Houve um tempo em que o fio do bigode e a palavra dada valiam tanto ou mais do que uma escritura. Em fins dos anos 60, promulgada a Lei 4.728/65, que regulou o mercado de capitais, começava a ser implantado o modelo de mercado financeiro segmentado e as instituições pediam ao Banco Central permissão para abrir companhias de crédito, financiamento e investimento, de crédito imobiliário e bancos de investimento, bastando integralizar parte do capital e comprovar alguma experiência.

Predominavam, então, figuras tradicionais como José Maria Whitaker, Gastão Vidigal, Walther Moreira Salles, Magalhães Pinto, Alfredo Egydio de Souza Aranha (tio de Olavo Setúbal, que com José Carlos Moraes Abreu fundara o Federal Itaú, em 1964, iniciando sua trajetória bem-sucedida), Aloisio Foz, Luiz de Moraes Barros, Amador Aguiar, Eudoro Villela, João Nantes, Adolpho da Silva Gordo e Avelino Vieira -, alguns dos quais titulares de bancos que acabaram caindo no ranking do setor ou que, simplesmente, desapareceram, como o Banco do Commercio e Indústria de São Paulo, em cujo prédio está localizada, desde os anos 80, a Bolsa de Valores de São Paulo.

No auge da história do Commercio e Indústria, uma figura se destacava pela extrema austeridade, a de Theodoro Quartim Barbosa, com suas enormes sobrancelhas brancas. Um episódio dos anos 60, com o doutor Theodoro, como era chamado, retrata o velho (e saudoso) Brasil.

Os Bancos do Commercio e Indústria e Francês e Italiano detinham, cada qual, a metade das ações de uma próspera instituição de financiamento do crédito varejista, a Comit. Theodoro resolveu comprar a parte dos italianos e convidou os diretores do Francês e Italiano a visitá-lo no 3o andar. O doutor Theodoro definiu um valor que julgou correto e propôs a operação de compra. Os italianos concordaram com a avaliação, mas fizeram um reparo. "Pelo preço proposto, nós compramos sua parte", disseram ao presidente do Commercio e Indústria. E ocorreu o que hoje pareceria improvável. Impassível, o doutor Theodoro concordou e chamou os advogados para fazer os contratos, como relata um jornalista que conheceu de perto os bastidores do banco, Robert Appy.
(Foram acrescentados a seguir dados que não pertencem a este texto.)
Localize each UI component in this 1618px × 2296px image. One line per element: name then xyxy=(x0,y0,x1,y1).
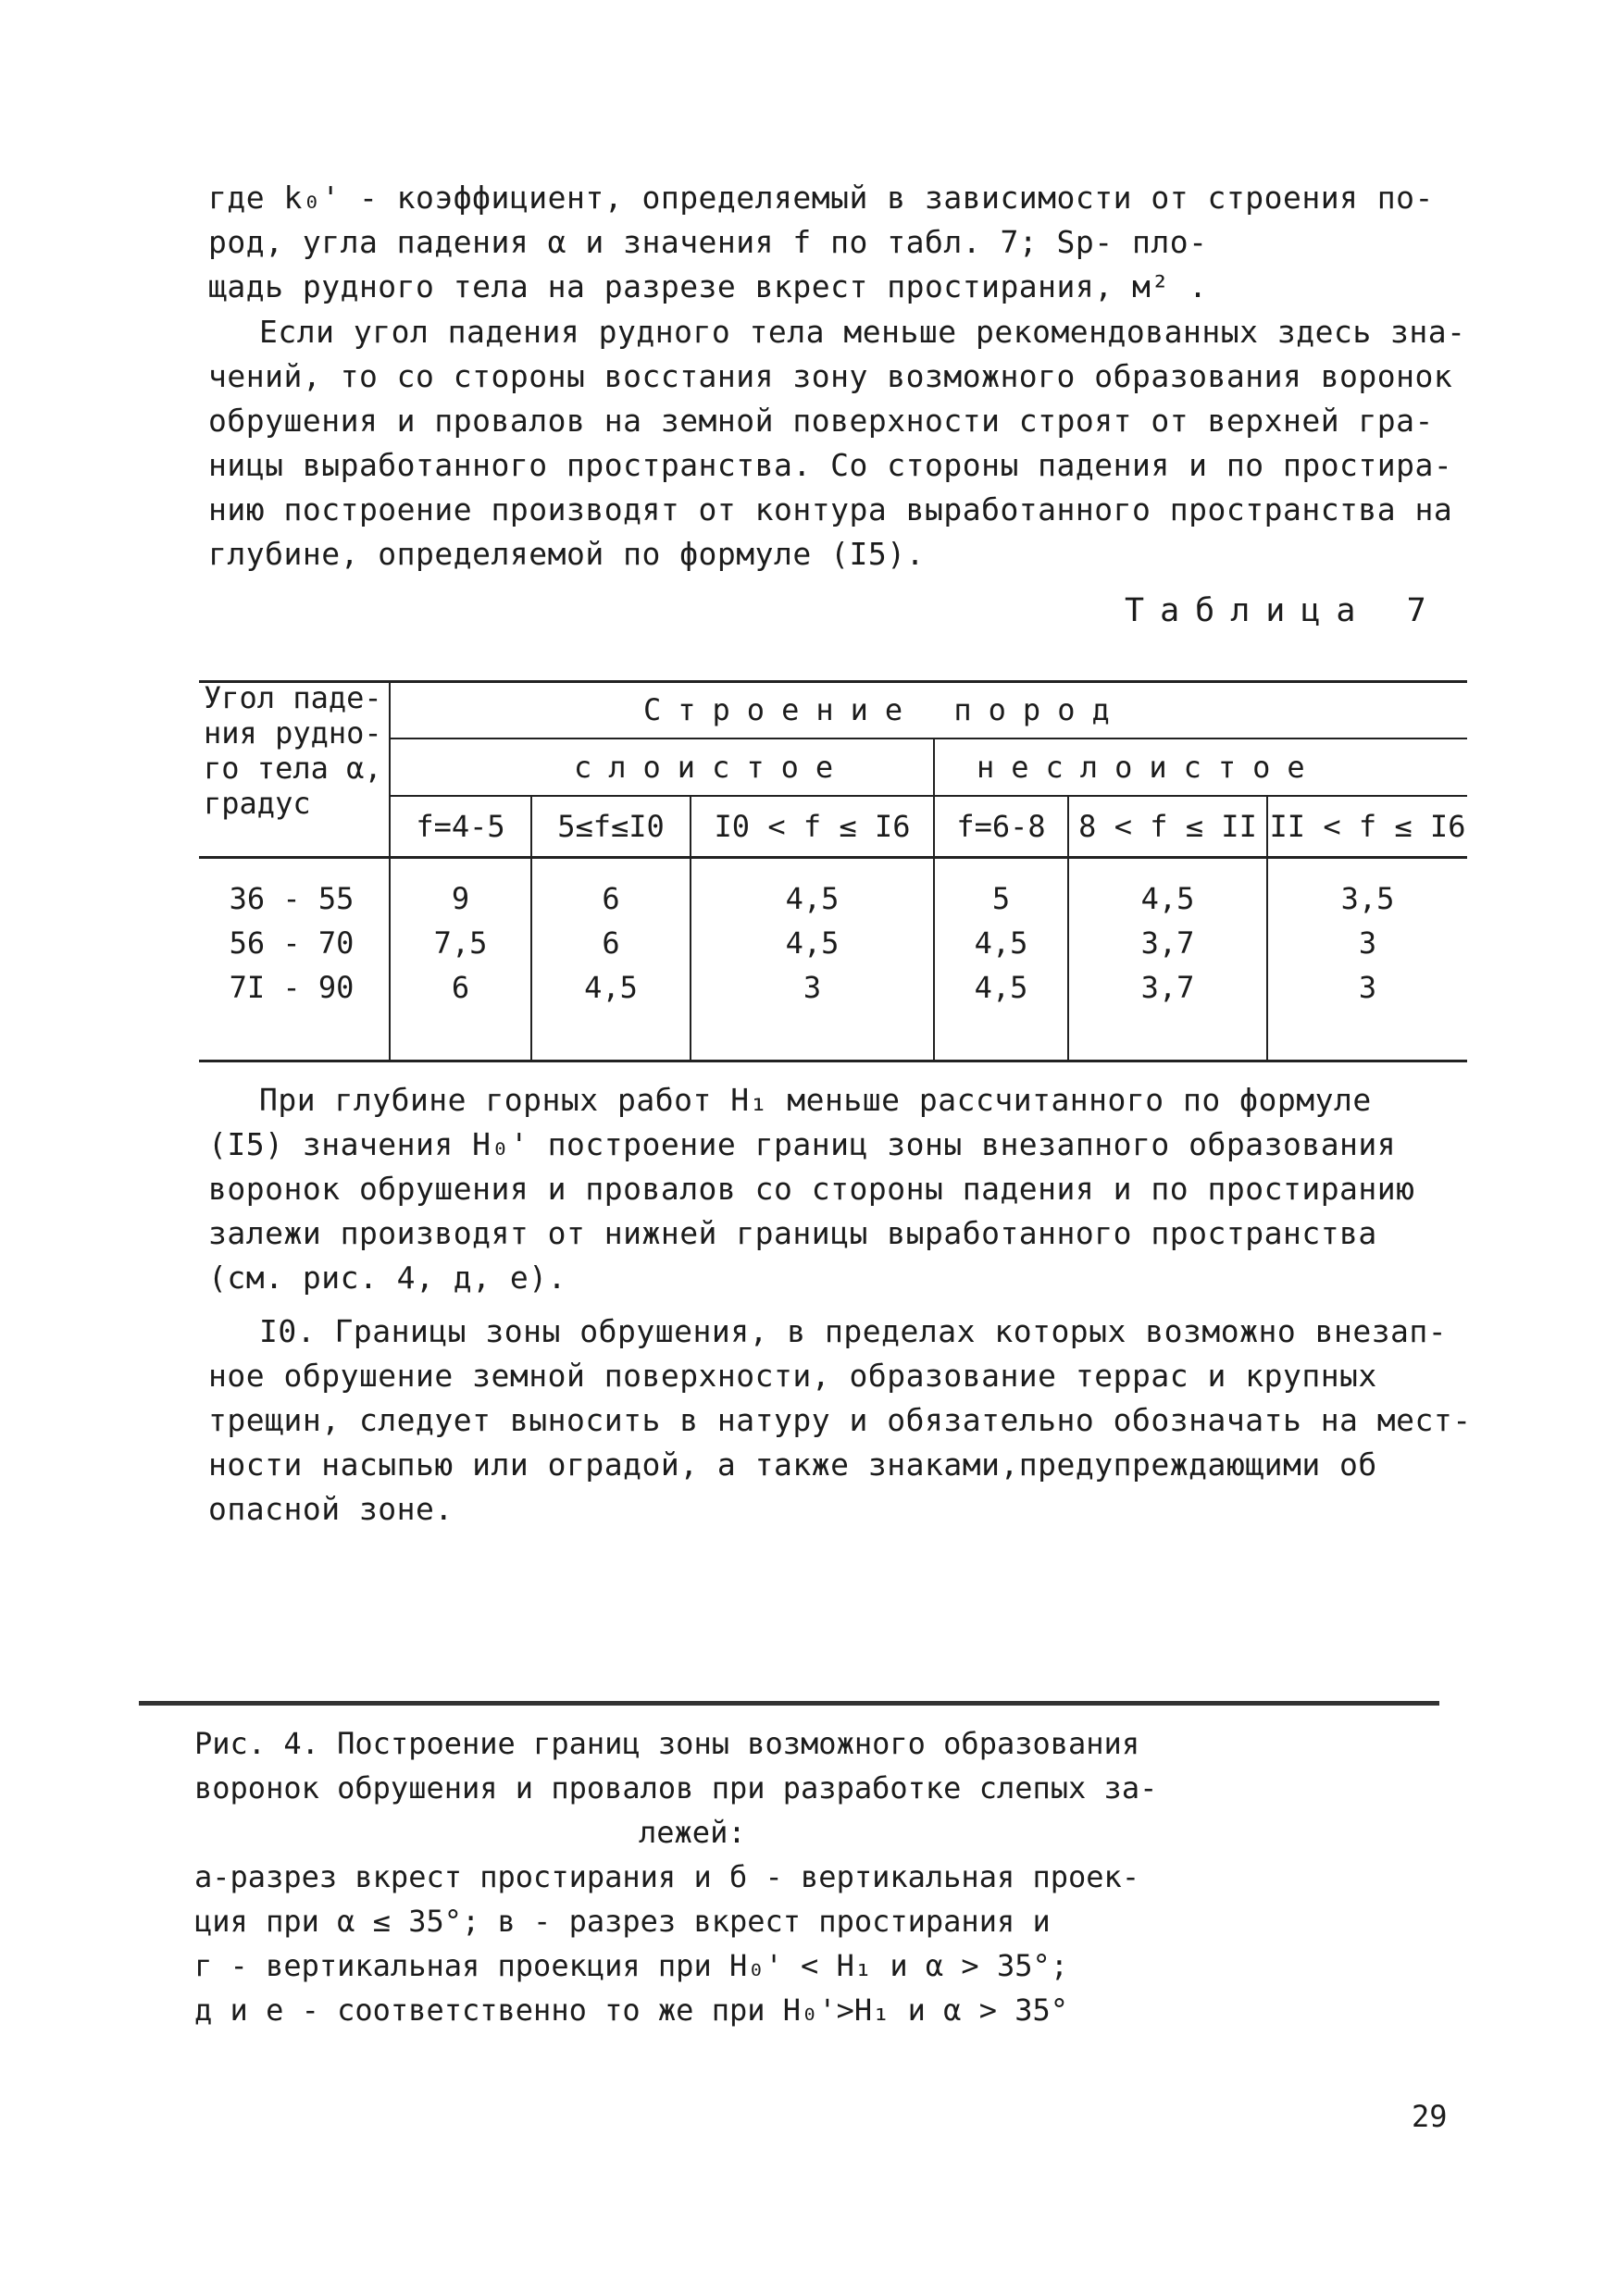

O doutor Theodoro vendeu os 50% da Comit para os italianos e, pouco tempo depois, fundou outra financeira, a Comind, partindo do zero.

Numa época em que as negociações verbais de compra e venda de instituições tinham tanta força quanto continuam tendo hoje as transações fechadas em Bolsa, o gesto de Theodoro Quartim Barbosa simbolizou o valor da palavra e o conceito do preço "justo". Se era "justo" para ele, por que deixaria de ser "justo" também para o vendedor? Uma cena, convenha-se, inimaginável nos tempos atuais, em que não se pede licença para fazer uma proposta hostil e tentar tomar o controle de uma empresa nas grandes bolsas do mundo.